A total of 764 TP53 mutations were found in 632 MN patients. Ms mutations were the most common (75%) followed by frameshift (11%), splice site (7%), nonsense (5%) and insertion/deletions (2%), with 20% of patients harboring more than 1 lesion. Topographical annotation revealed that ms mutations typically (98%) occurred within the DBD (residues 102-292 ) and only 2% occurred outside this region (vs. 28% in case of truncating mutations, p<.0001). Overall, 22% of patients displayed a mutation in the canonical hotspot regions. Among TP53MT, 36 cases (6%) were of possible GL origin. Focusing on the somatic lesions, a male preponderance (1.42 vs. 1.1 M:F, p=.0069) and a younger age at presentation (median 68.9 vs 71, p<.00001) were found in WT vs. mutant cases, which were also less enriched in coincident de novo leukemia-driver genes mutations (e.g. NPM1, FLT3). When compared to WT MN, TP53MT cases were more likely to have CK (8% vs. 70%, p<.00001), del(5q) (4% vs. 40%, p<.00001), del(7q)/-7 (6% vs. 18%, p<.00001) and trisomy 8 (8% vs. 49%, p<.00001). Of note, deletion of the TP53 locus was found in 27% of mutated cases vs only 1% of WT counterparts (p<.00001). Conversely, 77% of all MN cases with CK had either TP53 mutations (61%), del(17p) (3%) or both (36%). When classifying patients according to TP53 genomic context (30% single vs. 70% double hit, defined as a presence of biallelic, hemizigous or UPD configuration) progressive inactivation had an adverse impact on survival (p<.0001).

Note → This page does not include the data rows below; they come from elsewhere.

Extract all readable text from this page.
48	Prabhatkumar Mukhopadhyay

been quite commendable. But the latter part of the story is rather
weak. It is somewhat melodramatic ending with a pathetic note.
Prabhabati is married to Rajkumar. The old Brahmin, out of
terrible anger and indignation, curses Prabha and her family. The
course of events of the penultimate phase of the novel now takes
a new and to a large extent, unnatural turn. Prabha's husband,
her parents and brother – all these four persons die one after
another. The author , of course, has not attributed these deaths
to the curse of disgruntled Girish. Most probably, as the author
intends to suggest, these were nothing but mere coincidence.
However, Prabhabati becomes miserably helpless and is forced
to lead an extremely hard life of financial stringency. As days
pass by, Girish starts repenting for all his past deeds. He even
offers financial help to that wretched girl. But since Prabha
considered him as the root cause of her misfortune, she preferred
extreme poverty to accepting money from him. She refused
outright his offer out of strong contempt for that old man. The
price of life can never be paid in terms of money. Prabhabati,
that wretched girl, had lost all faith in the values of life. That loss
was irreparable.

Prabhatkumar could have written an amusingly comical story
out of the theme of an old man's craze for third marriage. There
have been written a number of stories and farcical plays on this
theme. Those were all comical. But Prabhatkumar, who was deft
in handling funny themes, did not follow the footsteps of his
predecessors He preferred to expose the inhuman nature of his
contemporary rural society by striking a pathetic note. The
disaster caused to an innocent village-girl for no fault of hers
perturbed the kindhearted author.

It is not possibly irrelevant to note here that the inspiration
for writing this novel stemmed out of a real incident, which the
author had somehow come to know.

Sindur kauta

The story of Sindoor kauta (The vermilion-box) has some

We then hypothesized that truncating (frameshift/nonsense/deletion) alterations require additional hits as the presence of one allele may be partially protective. Consequently, the VAF for these lesions may be a result of a UPD in a smaller fraction of cells; biallelic truncation hits thus may be truly biallelic rather than clonally mosaic, which can be demonstrated only by single cell DNA sequencing. In contrast, DN mutations in canonical hotspots decrease the function beyond 50% of the activity, with further inactivation would having less of an effect, thus exerting less selection pressure for acquisition of additional lesions. Indeed, second truncating hits (including UPD and del(17p)) were common (30%), while none of the dominant ms hits had a double-mutant hotspot configuration (vs. 14% of non-canonical ms double mutant), and these canonical dominant hits were less likely to be paired with del(17p) or truncating mutations (8%). Only 25% of CK had a WT configuration of TP53, consistent with our theory that dominant ms hits were more likely to be present without del(17p). It is possible that the inability to assert clear survival differences according to the number or types of TP53 lesions may be due to an inability to resolve the intraclonal configuration of mutations using VAF calculations. We also conclude that non-canonical ms mutations (many of them classified as VUS) may have a variable impact, with functional consequences ranging from those that are less severe than truncations to various degrees of negative dominance. Analyses of the impact of ms mutations on TP53 tetramers (which may contain various doses of mutant vs WT monomer), will shed further light on the biology of TP53MT MN.

Disclosures: Voso: Bristol Myers Squibb: Honoraria, Membership on an entity's Board of Directors or advisory committees, Research Funding. Sekeres: Takeda/Millenium: Consultancy; BMS: Consultancy; Pfizer: Consultancy. Carraway: Novartis: Consultancy, Speakers Bureau; BMS: Consultancy, Other: Research support, Speakers Bureau; Stemline: Consultancy, Speakers Bureau; ASTEX: Other: Independent Advisory Committe (IRC); Abbvie: Other: Independent Advisory Committe (IRC); Takeda: Other: Independent Advisory Committe (IRC); Jazz: Consultancy, Speakers Bureau. Maciejewski: Alexion, BMS: Speakers Bureau; Novartis, Roche: Consultancy, Honoraria.